I want to apologize to any of you who have been around me the past few weeks, well actually I could extend that to months. Anyway, I have been in a pretty bad funk. I have been hurting for a long time and in that I have been dwelling in my own sadness and mistakes, wishing things could be different. I was even seriously contemplating skipping Christmas all together. I know, I have got to be in a pretty bad place to want to forget Christmas!! But over the past few days, ( and a night or two of finally getting some good sleep thanks to my mom for practically forcing me to take some sleeping pills), I have been able to get my mind and heart into a better place. A few things have happened over the past few days that have really contributed to the beginning of this turn for me.
1. My work tries to do a service project every December to tie into our Christmas season and Christmas party. This year we are making Christmas cards to send to soldiers, their families, and veterans. It really got me thinking, that even though my "family" is now different than what I had wanted, at least I still have family around. I have Elliot, I'm still good friends with Nate, so I haven't lost him out of my life completely. I have my parents, siblings, extended family. All who care about me. There are a lot of soldiers who are away from their families right now serving Our Country so that I can have the freedom to be able to spend time with family and celebrate how I want. There are many families of soldiers who will never see their father, mother, son, daughter, spouse, etc. in this life again.
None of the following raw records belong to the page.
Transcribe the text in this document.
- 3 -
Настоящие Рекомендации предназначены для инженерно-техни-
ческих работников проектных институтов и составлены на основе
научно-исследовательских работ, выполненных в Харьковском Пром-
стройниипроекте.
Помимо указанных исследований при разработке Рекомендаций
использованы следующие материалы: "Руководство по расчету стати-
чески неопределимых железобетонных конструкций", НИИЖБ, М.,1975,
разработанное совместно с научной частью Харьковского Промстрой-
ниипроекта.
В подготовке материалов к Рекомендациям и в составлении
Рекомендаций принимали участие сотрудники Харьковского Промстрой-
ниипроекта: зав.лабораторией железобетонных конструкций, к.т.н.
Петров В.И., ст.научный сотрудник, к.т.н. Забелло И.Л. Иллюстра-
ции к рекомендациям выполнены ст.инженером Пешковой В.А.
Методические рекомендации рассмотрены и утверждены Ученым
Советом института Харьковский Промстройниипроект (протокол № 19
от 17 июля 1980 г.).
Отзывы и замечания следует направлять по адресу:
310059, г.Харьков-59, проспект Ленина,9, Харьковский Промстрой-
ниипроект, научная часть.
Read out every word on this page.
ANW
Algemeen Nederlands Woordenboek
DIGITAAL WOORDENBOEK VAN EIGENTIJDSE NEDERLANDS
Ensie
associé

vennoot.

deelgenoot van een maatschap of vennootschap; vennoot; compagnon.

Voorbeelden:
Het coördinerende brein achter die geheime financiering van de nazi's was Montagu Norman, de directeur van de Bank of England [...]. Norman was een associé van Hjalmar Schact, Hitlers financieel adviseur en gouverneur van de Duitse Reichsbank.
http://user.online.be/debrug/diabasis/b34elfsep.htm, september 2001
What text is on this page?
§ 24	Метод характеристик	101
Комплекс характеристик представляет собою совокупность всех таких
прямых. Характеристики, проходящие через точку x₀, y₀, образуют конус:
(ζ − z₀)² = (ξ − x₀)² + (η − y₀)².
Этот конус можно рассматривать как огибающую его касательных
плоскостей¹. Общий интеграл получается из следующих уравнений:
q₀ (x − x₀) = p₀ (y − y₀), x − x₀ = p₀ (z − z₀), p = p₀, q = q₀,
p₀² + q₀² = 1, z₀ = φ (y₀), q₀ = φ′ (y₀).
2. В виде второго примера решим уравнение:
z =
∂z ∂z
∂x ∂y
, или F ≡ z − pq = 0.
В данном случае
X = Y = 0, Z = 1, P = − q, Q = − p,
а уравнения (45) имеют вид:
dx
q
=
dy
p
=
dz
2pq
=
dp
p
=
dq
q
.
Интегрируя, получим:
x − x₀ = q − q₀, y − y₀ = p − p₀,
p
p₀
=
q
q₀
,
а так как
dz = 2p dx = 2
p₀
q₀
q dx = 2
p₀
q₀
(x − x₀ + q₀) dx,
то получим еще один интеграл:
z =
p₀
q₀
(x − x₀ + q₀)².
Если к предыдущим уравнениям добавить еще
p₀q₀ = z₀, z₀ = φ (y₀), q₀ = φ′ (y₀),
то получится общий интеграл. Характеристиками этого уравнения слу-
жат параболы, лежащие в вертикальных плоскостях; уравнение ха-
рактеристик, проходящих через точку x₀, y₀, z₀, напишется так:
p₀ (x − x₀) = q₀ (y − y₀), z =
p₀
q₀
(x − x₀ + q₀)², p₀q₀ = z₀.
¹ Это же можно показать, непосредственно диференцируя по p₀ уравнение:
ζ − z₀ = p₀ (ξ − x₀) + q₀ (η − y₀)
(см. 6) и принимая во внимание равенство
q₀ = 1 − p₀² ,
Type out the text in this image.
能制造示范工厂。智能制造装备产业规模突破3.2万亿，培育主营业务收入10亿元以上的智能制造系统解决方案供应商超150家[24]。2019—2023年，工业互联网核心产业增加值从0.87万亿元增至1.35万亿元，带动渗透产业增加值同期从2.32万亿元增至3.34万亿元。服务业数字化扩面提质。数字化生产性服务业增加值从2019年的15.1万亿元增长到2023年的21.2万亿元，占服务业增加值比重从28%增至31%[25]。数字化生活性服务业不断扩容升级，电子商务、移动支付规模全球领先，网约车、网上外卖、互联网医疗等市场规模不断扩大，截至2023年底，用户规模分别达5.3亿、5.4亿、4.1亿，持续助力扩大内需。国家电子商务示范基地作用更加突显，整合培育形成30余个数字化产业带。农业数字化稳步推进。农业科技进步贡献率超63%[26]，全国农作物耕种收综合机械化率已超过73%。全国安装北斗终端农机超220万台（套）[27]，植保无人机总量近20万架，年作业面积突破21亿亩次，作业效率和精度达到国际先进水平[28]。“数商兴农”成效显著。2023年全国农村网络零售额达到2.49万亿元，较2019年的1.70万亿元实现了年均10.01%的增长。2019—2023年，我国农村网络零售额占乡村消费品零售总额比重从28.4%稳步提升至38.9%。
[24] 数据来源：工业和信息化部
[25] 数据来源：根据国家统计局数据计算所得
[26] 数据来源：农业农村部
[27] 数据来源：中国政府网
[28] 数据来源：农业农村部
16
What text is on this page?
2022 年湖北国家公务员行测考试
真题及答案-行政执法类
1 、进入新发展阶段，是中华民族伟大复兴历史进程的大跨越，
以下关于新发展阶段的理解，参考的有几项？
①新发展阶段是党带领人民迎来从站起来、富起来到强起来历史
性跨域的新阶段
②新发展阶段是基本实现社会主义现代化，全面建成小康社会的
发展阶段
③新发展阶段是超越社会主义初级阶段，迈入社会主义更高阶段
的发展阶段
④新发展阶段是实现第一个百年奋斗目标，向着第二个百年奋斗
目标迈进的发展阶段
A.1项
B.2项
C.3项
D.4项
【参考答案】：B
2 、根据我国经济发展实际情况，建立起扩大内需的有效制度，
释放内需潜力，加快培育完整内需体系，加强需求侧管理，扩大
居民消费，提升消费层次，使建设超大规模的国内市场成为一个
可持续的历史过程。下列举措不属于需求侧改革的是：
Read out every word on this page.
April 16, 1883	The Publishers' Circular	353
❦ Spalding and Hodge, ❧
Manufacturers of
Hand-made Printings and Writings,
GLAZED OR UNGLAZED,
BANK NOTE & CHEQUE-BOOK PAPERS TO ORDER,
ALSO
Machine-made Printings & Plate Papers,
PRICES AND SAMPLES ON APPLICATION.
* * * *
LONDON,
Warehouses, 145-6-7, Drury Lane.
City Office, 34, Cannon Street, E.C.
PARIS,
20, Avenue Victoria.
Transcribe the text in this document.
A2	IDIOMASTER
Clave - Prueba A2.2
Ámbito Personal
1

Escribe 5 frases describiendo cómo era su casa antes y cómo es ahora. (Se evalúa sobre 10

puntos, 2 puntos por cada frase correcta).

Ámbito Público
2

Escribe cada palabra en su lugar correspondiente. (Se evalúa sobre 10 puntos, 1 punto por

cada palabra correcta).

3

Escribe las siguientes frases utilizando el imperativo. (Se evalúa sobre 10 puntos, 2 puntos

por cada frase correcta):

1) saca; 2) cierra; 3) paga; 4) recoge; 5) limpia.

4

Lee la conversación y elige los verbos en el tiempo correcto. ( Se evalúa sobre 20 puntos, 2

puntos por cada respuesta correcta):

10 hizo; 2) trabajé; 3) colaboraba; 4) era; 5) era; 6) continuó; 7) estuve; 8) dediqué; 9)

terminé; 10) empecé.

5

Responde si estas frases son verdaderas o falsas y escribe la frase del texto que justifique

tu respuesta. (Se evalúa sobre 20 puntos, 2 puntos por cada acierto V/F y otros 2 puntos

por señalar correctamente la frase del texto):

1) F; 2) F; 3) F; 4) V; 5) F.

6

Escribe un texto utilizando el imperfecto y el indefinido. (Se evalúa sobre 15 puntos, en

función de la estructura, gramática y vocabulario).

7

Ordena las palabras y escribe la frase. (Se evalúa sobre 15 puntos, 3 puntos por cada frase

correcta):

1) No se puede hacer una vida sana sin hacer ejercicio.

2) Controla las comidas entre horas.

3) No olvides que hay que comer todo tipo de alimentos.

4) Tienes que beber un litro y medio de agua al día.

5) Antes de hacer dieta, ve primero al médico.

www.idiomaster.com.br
The holidays have got to be real tough for them. And the veterans, a lot of them are alone too, or struggling. I truly am really blessed.
2. My visiting teaching partner & I are pretty notorious for waiting until the end of the month. This month, no exception. It was my turn to prepare the lesson. This week has been a bit of a struggle for me and I forgot until yesterday afternoon that I needed to find a lesson. The visiting teaching lessons come from the Ensign every month. As this months Ensign was the General Conference edition, there was no specific lesson for VT. So we get to chose from the Conference talks. Looking through, the first one that really popped out to me was Robert D Hales talk from the Sunday morning session of conference, "Waiting upon the Lord: Thy Will Be Done". You can read or listen to it
here . It is was something I definitely needed to hear. After reading it and teaching the lesson last night. I felt more comfort than I have in a while. It is really a great talk. Something I definitely need to work on.
Now, this doesn't mean everything is okay. Do I still wish things were different, that I had done things differently? You bet! I still cry at night when I'm alone in my room, but this is helping. I need to put my faith in Him, and move forward the best I know how and realize that things happen for a reason. And that good will come out of it some day and some day I will look back and see how this led me to be the person I needed to be and to where He wanted me to be. I am a very anxious person. I like to at least see a bit of the path in front of me or have a glimpse of what is ahead. I like to have a plan and know or have an idea of where that plan is going to take me. Just stepping out into the darkened path is terrifying to me. I like to be in control (not controlling) and to trust someone else with what lies ahead is very hard for me. But I am slowly learning.